# How can I block an entrance off?



## HSLand (Feb 6, 2012)

There's an entrance into my living room that I'd like to block off. I don't think I have the option to put a door up, that's a bit too drastic for this situation. When you walk into my living room, you're met with two edges from other walls in my home. Like, usually when you walk into a doorway you can put your hands out to the side and they'll hit the walls flat. But this entrance has corners sticking out at you, so that complicates things.

The entrance is about 5 feet or so wide and I need to find a way to block this up, but provide a way for me to get inside when I need to. I have a small recording studio in my living room and need to keep my cats out at all times. I actually bought a gate with a little locking swing door a few feet high, but my cats jump over it 

Does anyone have any solutions that aren't as drastic as putting up an entire door with new drywall etc? Even if it's something seemingly ghetto, I'd consider it if it means I'll be able to block up the entrance and enter it whenever I need to.


----------



## joecaption (Nov 30, 2011)

I've got to be missing something. This post makes 0 since since to me.
Want a door, do not not want a door. Make a choise.


----------



## HSLand (Feb 6, 2012)

I just re-read my post 3 times in a row, and I never mentioned that I wanted a door. The topic title is 'how to block an entrance off'. In the post I mentioned that I'd rather not put up a door, and would rather 'block' it off somehow, but still provide a way to get in and out. You know, some kind of homebrew gate/fence or something.


----------



## picflight (Aug 25, 2011)

If you block it, how will you get in or out?

Get rid of the cats.


----------



## Jay 78 (Mar 2, 2011)

Post a picture.


----------



## joed (Mar 13, 2005)

If you want to black an entrance you either want a door or you want to drywall it up permanent, but you don't want either one. I don't get what you are trying to achieve. Maybe moat would keep the cats out.


----------



## user1007 (Sep 23, 2009)

Your post is confusing and a pic or quick floorplan sketch would help. I mention Sweet Home 3D for this because it is free. I am not trying to hype it but it is nice for floorplans.

If I get it, you want ingress/egress for yourself but want to keep your savage beasts out?

I don't do ghetto solutions but seems like some sort of floor to ceiling elastic netting you could stretch across the opening would work. Stuff like they hold containers on UPS and FedEx Planes? They are tacky but what about an accordian folding door you would not have to frame? 
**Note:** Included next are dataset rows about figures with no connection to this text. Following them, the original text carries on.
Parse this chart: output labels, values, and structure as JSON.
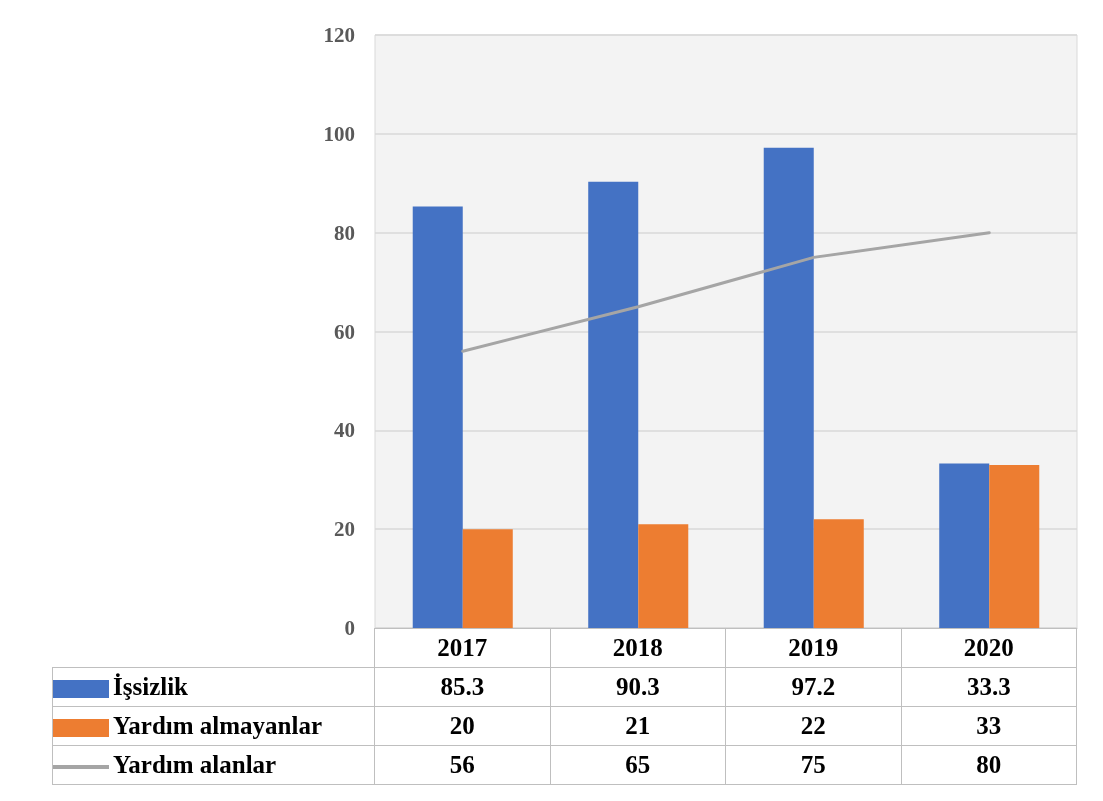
{
  "chart_data": {
    "type": "bar",
    "categories": [
      "2017",
      "2018",
      "2019",
      "2020"
    ],
    "series": [
      {
        "name": "İşsizlik",
        "color": "#4472c4",
        "values": [
          85.3,
          90.3,
          97.2,
          33.3
        ]
      },
      {
        "name": "Yardım almayanlar",
        "color": "#ed7d31",
        "values": [
          20,
          21,
          22,
          33
        ]
      },
      {
        "name": "Yardım alanlar",
        "type": "line",
        "color": "#a5a5a5",
        "values": [
          56,
          65,
          75,
          80
        ]
      }
    ],
    "ylim": [
      0,
      120
    ],
    "yticks": [
      0,
      20,
      40,
      60,
      80,
      100,
      120
    ],
    "grid": "y",
    "legend": "bottom",
    "data_labels": true,
    "marker": "none"
  }
}
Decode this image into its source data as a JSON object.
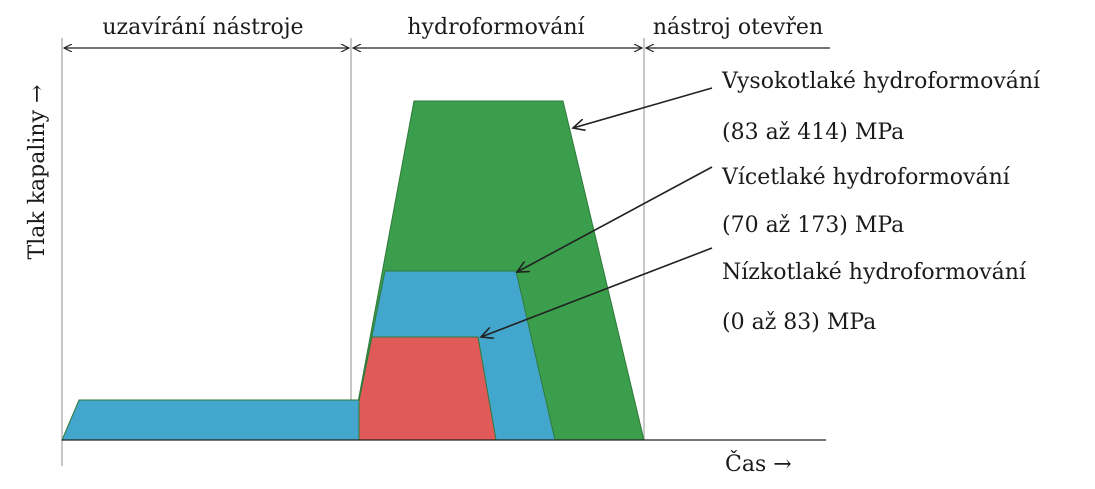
{
  "phases": {
    "closing": "uzavírání nástroje",
    "forming": "hydroformování",
    "open": "nástroj otevřen"
  },
  "axes": {
    "y_label": "Tlak kapaliny →",
    "x_label": "Čas →"
  },
  "annotations": {
    "high": {
      "name": "Vysokotlaké hydroformování",
      "range": "(83 až 414) MPa"
    },
    "multi": {
      "name": "Vícetlaké hydroformování",
      "range": "(70 až 173) MPa"
    },
    "low": {
      "name": "Nízkotlaké hydroformování",
      "range": "(0 až 83) MPa"
    }
  },
  "colors": {
    "green": "#3a9e4c",
    "blue": "#43a6cd",
    "red": "#e15a5a",
    "line": "#222222",
    "guide": "#b5b5b5"
  }
}
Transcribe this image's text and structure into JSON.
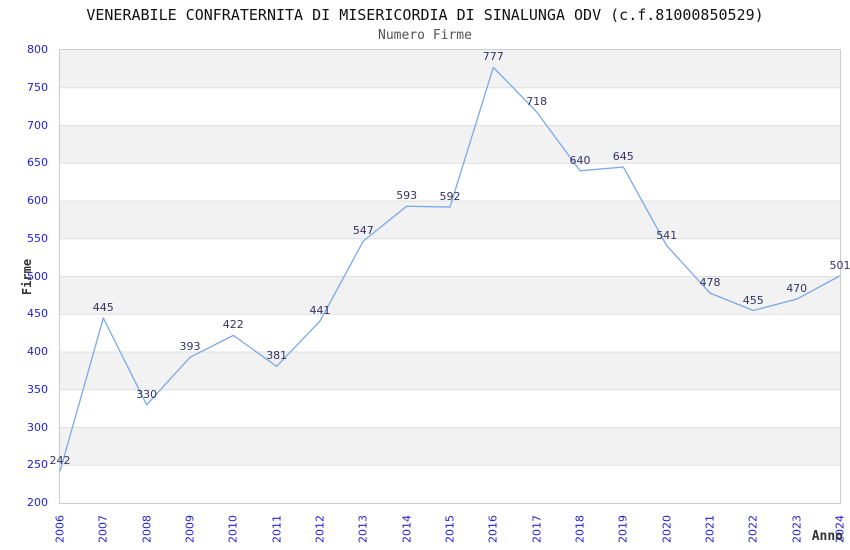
{
  "chart_data": {
    "type": "line",
    "title": "VENERABILE CONFRATERNITA DI MISERICORDIA DI SINALUNGA ODV (c.f.81000850529)",
    "subtitle": "Numero Firme",
    "xlabel": "Anno",
    "ylabel": "Firme",
    "categories": [
      "2006",
      "2007",
      "2008",
      "2009",
      "2010",
      "2011",
      "2012",
      "2013",
      "2014",
      "2015",
      "2016",
      "2017",
      "2018",
      "2019",
      "2020",
      "2021",
      "2022",
      "2023",
      "2024"
    ],
    "values": [
      242,
      445,
      330,
      393,
      422,
      381,
      441,
      547,
      593,
      592,
      777,
      718,
      640,
      645,
      541,
      478,
      455,
      470,
      501
    ],
    "series_name": "Numero Firme",
    "ylim": [
      200,
      800
    ],
    "ytick_step": 50,
    "grid": "horizontal-alternating-bands",
    "legend": "none",
    "data_labels": "shown-above-points",
    "colors": {
      "line": "#7aa9e8",
      "tick_label": "#2222cc",
      "data_label": "#333366",
      "band_gray": "#f2f2f2",
      "band_white": "#ffffff",
      "gridline": "#e0e0e0",
      "plot_border": "#cccccc",
      "title": "#111111",
      "subtitle": "#555555",
      "axis_label": "#333333",
      "background": "#ffffff"
    }
  }
}
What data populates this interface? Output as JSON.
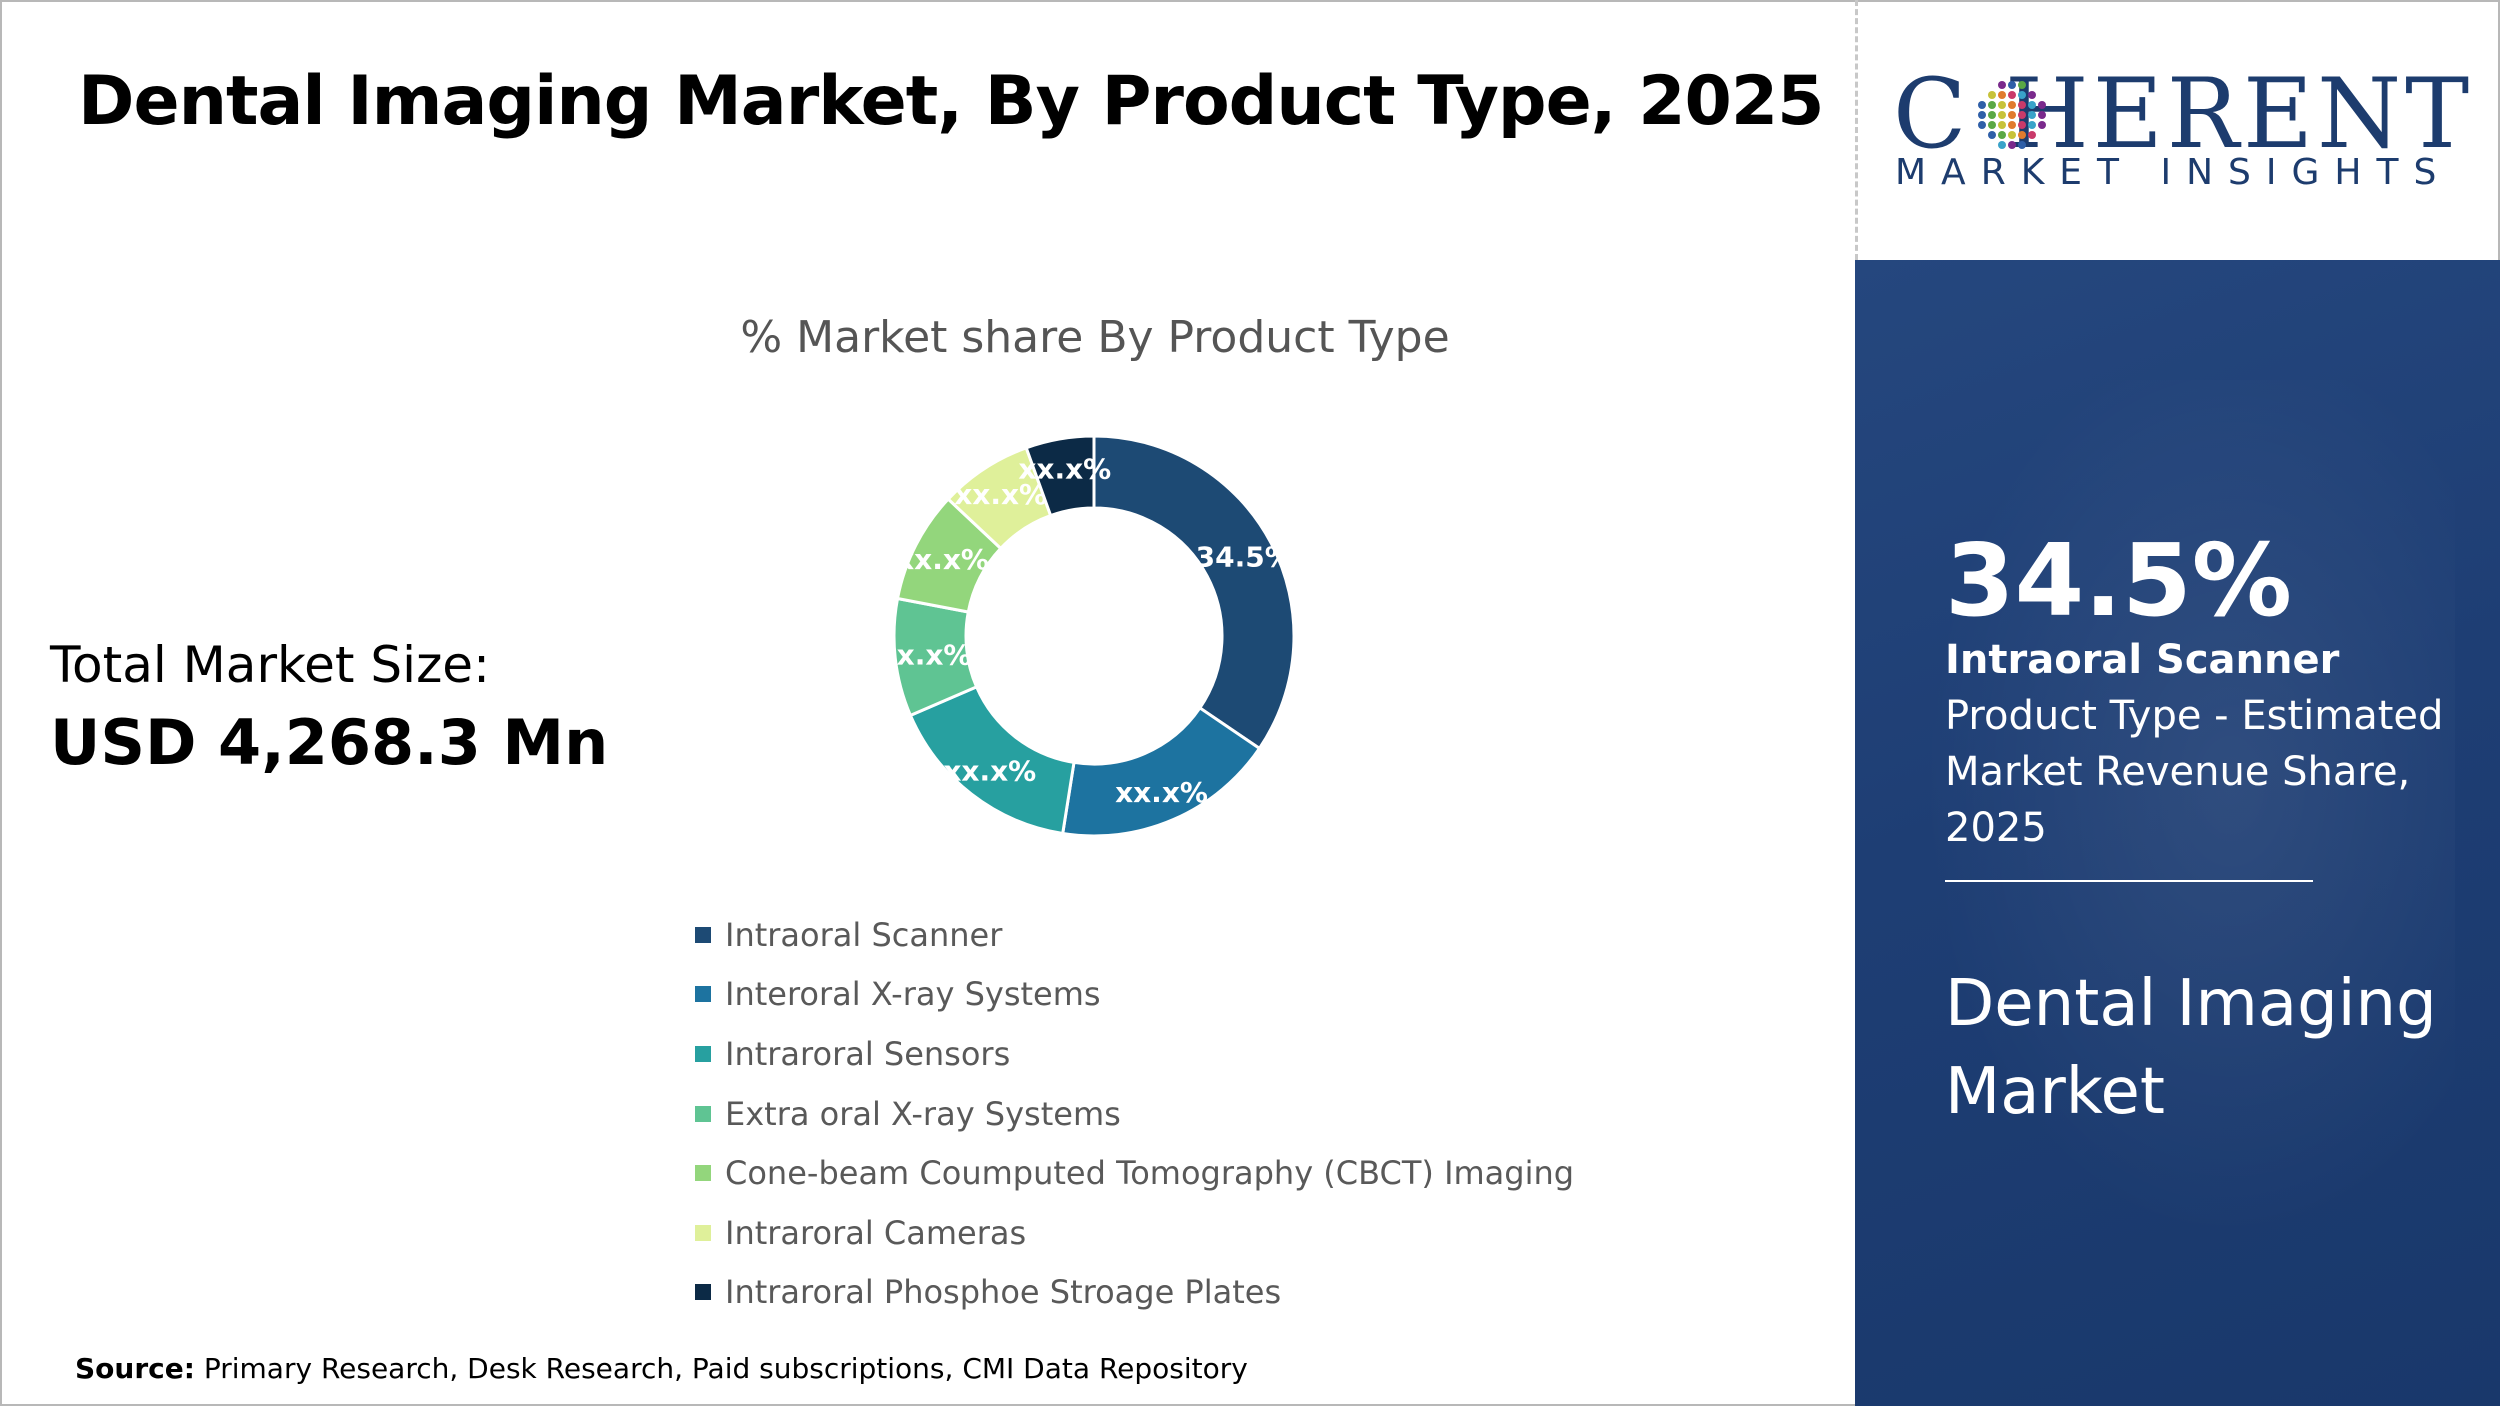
{
  "header": {
    "title": "Dental Imaging Market, By Product Type, 2025"
  },
  "summary": {
    "total_label": "Total Market Size:",
    "total_value": "USD 4,268.3 Mn"
  },
  "source": {
    "label": "Source:",
    "text": "Primary Research, Desk Research, Paid subscriptions, CMI Data Repository"
  },
  "logo": {
    "wordmark": "C HERENT",
    "tagline": "MARKET INSIGHTS"
  },
  "panel": {
    "big_value": "34.5%",
    "desc_bold": "Intraoral Scanner",
    "desc_rest": " Product Type - Estimated Market Revenue Share, 2025",
    "market_name": "Dental Imaging Market"
  },
  "chart_data": {
    "type": "pie",
    "donut": true,
    "title": "% Market share By Product Type",
    "legend_position": "bottom",
    "slices": [
      {
        "label": "Intraoral Scanner",
        "value": 34.5,
        "display": "34.5%",
        "color": "#1d4a74"
      },
      {
        "label": "Interoral X-ray Systems",
        "value": 18.0,
        "display": "xx.x%",
        "color": "#1d73a0"
      },
      {
        "label": "Intraroral Sensors",
        "value": 16.0,
        "display": "xx.x%",
        "color": "#27a0a0"
      },
      {
        "label": "Extra oral X-ray Systems",
        "value": 9.5,
        "display": "xx.x%",
        "color": "#5fc493"
      },
      {
        "label": "Cone-beam Coumputed Tomography (CBCT) Imaging",
        "value": 9.0,
        "display": "xx.x%",
        "color": "#93d67c"
      },
      {
        "label": "Intraroral Cameras",
        "value": 7.5,
        "display": "xx.x%",
        "color": "#dff09a"
      },
      {
        "label": "Intraroral Phosphoe Stroage Plates",
        "value": 5.5,
        "display": "xx.x%",
        "color": "#0c2a46"
      }
    ]
  }
}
I will warn you, my cats loved any attempts other than real doors at keeping them out of spaces. I swear they smiled and and just laughed at most designed by visitors. The former work study students who worked diligently for me came up with this brilliant barricade to the sleeping loft where the were staying. Spikezilla and Gufus von Dufus defeated the construction in seconds. 

Is this your place or do you have lease and landlord issues?


----------



## CoconutPete (Jan 22, 2010)

So .. you want to close it off, but putting a door is too drastic?

Hmm ... a tapestry and a stapler? :thumbup:


----------